Columbus possesses a gifted playmaker in Federico Higuain, a ground-covering midfielder in Artur and a trio of U.S. internationals in goalkeeper Zack Steffen, midfielder Wil Trapp and forward Gyasi Zardes. The team also recently acquired winger Robinho Barbosa, adding some speed to an area where Porter said he wanted more attacking diversity.
Yet Steffen is already set to join Manchester City this summer, and there has been interest from European clubs for Trapp and Zardes. When asked about those developments, Bezbatchenko trots out the standard line: The Crew will listen to offers if they come, but there are no plans to sell either Trapp or Zardes at the present time. Trapp, with a Greek passport now in his possession, remains with the Crew for now, but interest figures to heat up as the summer months approach.
Of course, Columbus would have to agree to any transfer, which will take some doing.
"Based on some of the offers I've received in the past [while in Toronto], it just seems to be a new world order in terms of what our ownership will take," said Bezbatchenko. "And the replacement costs for us, they're fairly high.
"If we're going to look for a player on the international market and you're taking a risk on a player that's never been in the U.S. or Canada, you really have to think about these things. Maybe a few years ago you'd be more willing to sell."
In Porter, Columbus does have a manager who has proven himself flexible in terms of style. In Portland, he started off with a heavy emphasis on possession; later, he went more counterattacking when his available personnel dictated it. During his last year with the Timbers in 2017, he rode the brilliance of Diego Valeri to a conference-high 60 goals.
Porter counts himself an admirer of both Atlanta United and Sporting Kansas City due to the fact that they can beat you in a variety of ways, something he's aiming to replicate in Columbus.
"I think what you'll see out of this team is we'll definitely be a team that keeps the ball. We definitely will be a team that looks to dictate games with the ball," he said. "But we'll also be a team that will push our lines high and press at times, and counterpress. We'll be a team that certainly plays in transition, whether that's winning the ball high up the pitch. But we'll be a team that scores goals. We'll be a team that plays in an effective and exciting attack-oriented way, and hopefully an effective way that wins games."

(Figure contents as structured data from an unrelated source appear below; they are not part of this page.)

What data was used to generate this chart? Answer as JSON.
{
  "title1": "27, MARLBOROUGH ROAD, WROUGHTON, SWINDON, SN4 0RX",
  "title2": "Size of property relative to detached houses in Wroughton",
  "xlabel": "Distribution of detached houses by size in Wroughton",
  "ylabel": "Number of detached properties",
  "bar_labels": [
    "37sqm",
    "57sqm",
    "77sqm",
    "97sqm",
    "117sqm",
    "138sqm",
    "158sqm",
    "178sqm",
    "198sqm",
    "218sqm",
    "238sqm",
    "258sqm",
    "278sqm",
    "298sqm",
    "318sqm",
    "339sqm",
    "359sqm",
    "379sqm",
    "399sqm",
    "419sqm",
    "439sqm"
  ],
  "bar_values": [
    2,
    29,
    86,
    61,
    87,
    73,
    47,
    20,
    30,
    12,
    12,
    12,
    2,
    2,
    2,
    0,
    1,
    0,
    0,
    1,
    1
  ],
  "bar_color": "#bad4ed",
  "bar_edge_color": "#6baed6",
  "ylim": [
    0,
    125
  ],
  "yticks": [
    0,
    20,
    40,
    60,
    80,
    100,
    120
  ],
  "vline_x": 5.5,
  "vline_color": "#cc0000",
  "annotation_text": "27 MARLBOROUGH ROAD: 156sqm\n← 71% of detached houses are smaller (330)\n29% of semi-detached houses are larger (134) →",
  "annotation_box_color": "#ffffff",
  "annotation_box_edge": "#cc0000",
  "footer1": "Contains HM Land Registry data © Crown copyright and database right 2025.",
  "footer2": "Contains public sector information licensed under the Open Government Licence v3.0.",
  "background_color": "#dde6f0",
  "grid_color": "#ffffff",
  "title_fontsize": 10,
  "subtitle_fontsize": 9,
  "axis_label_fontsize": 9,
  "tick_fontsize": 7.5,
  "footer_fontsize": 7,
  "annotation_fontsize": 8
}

Bezbatchenko has the added challenge of overseeing the business side of the Crew's operations, an expansion from his duties from when he was in Toronto. There is a new stadium to point toward in terms of building the fanbase and increasing the revenue streams that come with such an opportunity. Therefore, it also means rebuilding the business wing of the organization, some of whom relocated to join the new team in Austin. He added that he wants to work with the Columbus Partnership -- an association of Columbus businesses that helped lead the effort to keep the team in Ohio -- to get more fans in the stadium.
"I think there's a lot of goodwill in the community with the Crew. I think a lot of people have good feelings toward it," he said. "So, I don't think anything needs to be repaired, because this ownership group or the executive team weren't the cause of any so-called damage. I would say healing together, and just getting past all this and just thinking about the future and getting excited about the potential of this club."
Given the support the community has shown for the Crew over the past 15 months, there's plenty to be excited about.